Maldoror si accorge che il sangue ribolle nella testa del suo giovane interlocutore; le sue narici sono dilatate, e le labbra emettono una leggera schiuma bianca. Gli tasta il polso; le pulsazioni sono velocissime. La febbre si è impadronita di quel corpo delicato. Teme le conseguenze delle proprie parole; si defila, lo sciagurato, contrariato per non essersi potuto intrattenere più a lungo con quel bambino.

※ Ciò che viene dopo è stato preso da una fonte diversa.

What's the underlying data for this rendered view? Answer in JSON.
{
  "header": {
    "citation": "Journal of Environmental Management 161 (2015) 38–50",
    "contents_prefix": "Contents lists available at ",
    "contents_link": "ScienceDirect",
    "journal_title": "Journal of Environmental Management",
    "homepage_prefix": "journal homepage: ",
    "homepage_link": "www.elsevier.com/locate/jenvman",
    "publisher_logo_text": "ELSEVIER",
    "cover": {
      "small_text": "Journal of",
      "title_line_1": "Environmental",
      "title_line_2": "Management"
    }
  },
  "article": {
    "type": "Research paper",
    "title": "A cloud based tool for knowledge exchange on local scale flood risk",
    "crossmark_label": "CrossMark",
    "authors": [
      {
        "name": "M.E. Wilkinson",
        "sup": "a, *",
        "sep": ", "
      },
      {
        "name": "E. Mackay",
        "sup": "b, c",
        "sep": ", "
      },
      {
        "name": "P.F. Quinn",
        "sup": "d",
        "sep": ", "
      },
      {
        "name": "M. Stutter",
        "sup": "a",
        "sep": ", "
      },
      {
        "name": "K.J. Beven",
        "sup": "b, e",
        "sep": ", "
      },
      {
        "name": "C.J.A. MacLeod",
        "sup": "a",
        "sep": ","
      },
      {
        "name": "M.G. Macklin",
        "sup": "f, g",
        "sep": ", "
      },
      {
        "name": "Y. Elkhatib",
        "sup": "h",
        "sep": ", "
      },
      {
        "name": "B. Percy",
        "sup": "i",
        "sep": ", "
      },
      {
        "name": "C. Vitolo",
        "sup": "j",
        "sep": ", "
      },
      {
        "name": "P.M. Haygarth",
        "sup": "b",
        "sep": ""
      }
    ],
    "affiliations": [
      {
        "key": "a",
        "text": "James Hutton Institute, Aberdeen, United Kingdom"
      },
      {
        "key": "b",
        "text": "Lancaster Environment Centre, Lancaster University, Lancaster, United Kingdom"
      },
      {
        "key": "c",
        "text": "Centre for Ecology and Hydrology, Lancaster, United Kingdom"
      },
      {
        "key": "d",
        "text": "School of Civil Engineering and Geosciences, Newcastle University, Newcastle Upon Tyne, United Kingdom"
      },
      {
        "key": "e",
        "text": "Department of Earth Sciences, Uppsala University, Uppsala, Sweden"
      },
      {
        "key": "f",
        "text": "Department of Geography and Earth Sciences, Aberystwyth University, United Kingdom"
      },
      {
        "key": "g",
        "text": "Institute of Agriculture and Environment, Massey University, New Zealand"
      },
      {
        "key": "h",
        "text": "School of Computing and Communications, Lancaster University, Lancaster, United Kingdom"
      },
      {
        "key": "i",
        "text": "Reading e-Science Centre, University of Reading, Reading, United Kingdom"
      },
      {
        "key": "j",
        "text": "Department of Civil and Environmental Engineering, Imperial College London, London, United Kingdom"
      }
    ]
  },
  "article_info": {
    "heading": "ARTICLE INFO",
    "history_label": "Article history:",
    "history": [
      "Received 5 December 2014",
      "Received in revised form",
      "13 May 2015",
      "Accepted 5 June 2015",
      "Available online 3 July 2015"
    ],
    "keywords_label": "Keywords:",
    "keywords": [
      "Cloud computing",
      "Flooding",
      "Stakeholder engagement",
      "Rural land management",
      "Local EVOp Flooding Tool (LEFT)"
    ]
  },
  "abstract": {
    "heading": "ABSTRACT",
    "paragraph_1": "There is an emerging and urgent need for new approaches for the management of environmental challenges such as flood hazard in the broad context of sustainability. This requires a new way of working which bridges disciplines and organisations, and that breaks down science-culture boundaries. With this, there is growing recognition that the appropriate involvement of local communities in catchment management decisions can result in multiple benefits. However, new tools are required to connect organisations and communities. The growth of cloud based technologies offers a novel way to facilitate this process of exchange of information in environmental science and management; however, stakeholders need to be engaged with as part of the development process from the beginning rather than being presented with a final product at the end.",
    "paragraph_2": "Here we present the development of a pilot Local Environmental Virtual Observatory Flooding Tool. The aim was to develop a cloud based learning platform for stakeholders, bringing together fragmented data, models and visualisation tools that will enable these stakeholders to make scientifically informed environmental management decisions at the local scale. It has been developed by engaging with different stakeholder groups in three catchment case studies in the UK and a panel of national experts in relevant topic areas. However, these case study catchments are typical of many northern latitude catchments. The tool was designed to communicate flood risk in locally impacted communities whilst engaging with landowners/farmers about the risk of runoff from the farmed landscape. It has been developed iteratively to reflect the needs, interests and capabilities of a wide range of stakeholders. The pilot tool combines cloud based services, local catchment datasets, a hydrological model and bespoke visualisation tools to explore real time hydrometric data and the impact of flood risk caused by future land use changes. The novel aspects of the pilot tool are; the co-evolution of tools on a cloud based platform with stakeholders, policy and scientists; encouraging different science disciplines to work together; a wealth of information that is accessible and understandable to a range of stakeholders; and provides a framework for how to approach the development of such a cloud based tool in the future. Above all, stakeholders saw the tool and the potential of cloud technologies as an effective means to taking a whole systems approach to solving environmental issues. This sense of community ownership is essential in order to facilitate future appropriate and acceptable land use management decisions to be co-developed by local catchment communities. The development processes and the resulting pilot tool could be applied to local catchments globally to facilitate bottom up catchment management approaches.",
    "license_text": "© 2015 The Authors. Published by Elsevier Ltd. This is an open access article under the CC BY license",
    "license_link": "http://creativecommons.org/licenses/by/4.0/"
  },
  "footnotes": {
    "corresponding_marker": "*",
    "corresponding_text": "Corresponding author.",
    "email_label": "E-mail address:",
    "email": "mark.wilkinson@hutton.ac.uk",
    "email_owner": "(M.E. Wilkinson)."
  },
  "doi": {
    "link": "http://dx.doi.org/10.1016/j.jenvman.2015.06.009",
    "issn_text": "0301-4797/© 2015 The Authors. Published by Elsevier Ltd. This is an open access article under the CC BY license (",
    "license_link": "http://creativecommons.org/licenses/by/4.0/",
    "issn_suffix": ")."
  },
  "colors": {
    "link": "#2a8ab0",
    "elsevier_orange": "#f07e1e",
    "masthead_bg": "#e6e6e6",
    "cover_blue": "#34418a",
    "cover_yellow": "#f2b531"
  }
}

Se in età matura è tanto difficile dominare le passioni, in bilico tra il bene e il male, che cosa può mai accadere in una mente ancora piena d'inesperienza? e quanta energia relativa può occorrergli in più? Il bambino se la caverà con tre giorni di letto. Voglia il cielo che il contatto materno porti la pace in quel fiore sensibile, fragile involucro di un'anima bella!